Da sich das vorhergehende Zeitalter bis zu Christi Tod erstreckte, standen Sein Erdenleben und Sein Dienst unter dem Gesetz. Aus diesem Grund hat Er das Gesetz gehalten, es ausgelegt und angewendet. Weil Er erkannte, dass das Sabbat-Gesetz unter den Traditionen und Lehren der Menschen verschüttet war, wies Er darauf hin, dass der Sabbat um des Menschen willen, nicht der Mensch um des Sabbat willen geschaffen sei (Mk 2,27). Christus erfüllte treu das mosaische Gesetz, das auch den Sabbat einschloss, weil dieses System zu Seinen Lebzeiten in Kraft war. Doch dies ist keine Basis für die Forderung, ein Christ, der unter Gnade und in einem anderen Heilszeitalter lebt, solle Christus in Seiner Beachtung des Sabbat-Gebots folgen.
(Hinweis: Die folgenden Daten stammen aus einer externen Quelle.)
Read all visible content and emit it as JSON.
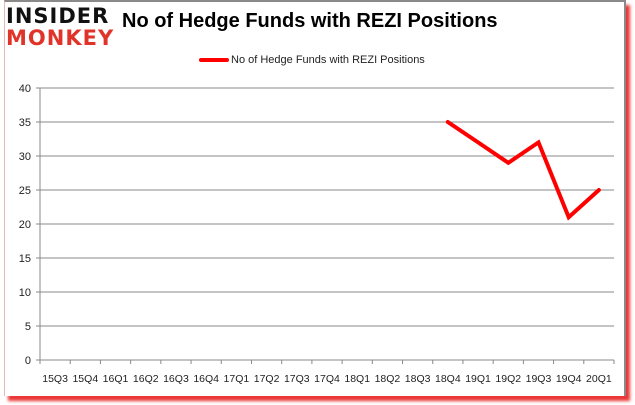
{
  "logo": {
    "line1": "INSIDER",
    "line2": "MONKEY"
  },
  "header": {
    "title": "No of Hedge Funds with REZI Positions"
  },
  "legend": {
    "label": "No of Hedge Funds with REZI Positions",
    "color": "#ff0000"
  },
  "colors": {
    "line": "#ff0000",
    "grid": "#888888",
    "frame_shadow": "#e61414"
  },
  "chart_data": {
    "type": "line",
    "title": "No of Hedge Funds with REZI Positions",
    "xlabel": "",
    "ylabel": "",
    "ylim": [
      0,
      40
    ],
    "yticks": [
      0,
      5,
      10,
      15,
      20,
      25,
      30,
      35,
      40
    ],
    "grid": true,
    "legend_position": "top",
    "categories": [
      "15Q3",
      "15Q4",
      "16Q1",
      "16Q2",
      "16Q3",
      "16Q4",
      "17Q1",
      "17Q2",
      "17Q3",
      "17Q4",
      "18Q1",
      "18Q2",
      "18Q3",
      "18Q4",
      "19Q1",
      "19Q2",
      "19Q3",
      "19Q4",
      "20Q1"
    ],
    "series": [
      {
        "name": "No of Hedge Funds with REZI Positions",
        "color": "#ff0000",
        "values": [
          null,
          null,
          null,
          null,
          null,
          null,
          null,
          null,
          null,
          null,
          null,
          null,
          null,
          35,
          32,
          29,
          32,
          21,
          25
        ]
      }
    ]
  }
}
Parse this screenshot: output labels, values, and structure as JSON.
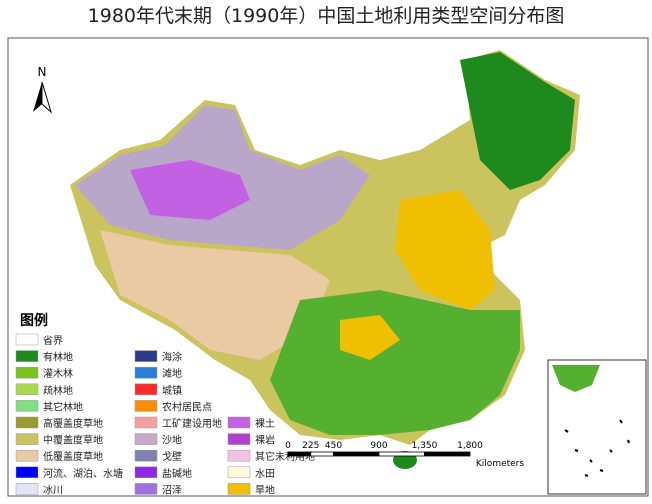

Nach der Auferstehung Christi gibt es keinen Bericht mehr darüber, dass die Gläubigen den Sabbat hielten. Zweifellos hielt die Mehrheit der jüdischen Christen am Sabbat fest; doch darüber steht keine Anordnung im Wort Gottes. Auch wird nach der Auferstehung Christi weder Juden noch Heiden noch Christen aufgetragen, den Sabbat zu beachten, noch wird das Brechen des Sabbats unter den möglichen Sünden aufgeführt. Im Gegenteil, es wird sogar davor gewarnt, dass Kinder Gottes unter der Gnade sich an den Sabbat klammern.

Lewis S. Chafer (1871–1952) war Professor für Systematische Theologie sowie Gründer und Präsident des Dallas Theological Seminary. John F. Walvoord (1910–2002) war von 1952 bis 1986 Theologe, Pastor und Präsident des Dallas Theological Seminary. Er war Autor von über 30 Büchern mit Schwerpunkt Eschatologie und Theologie.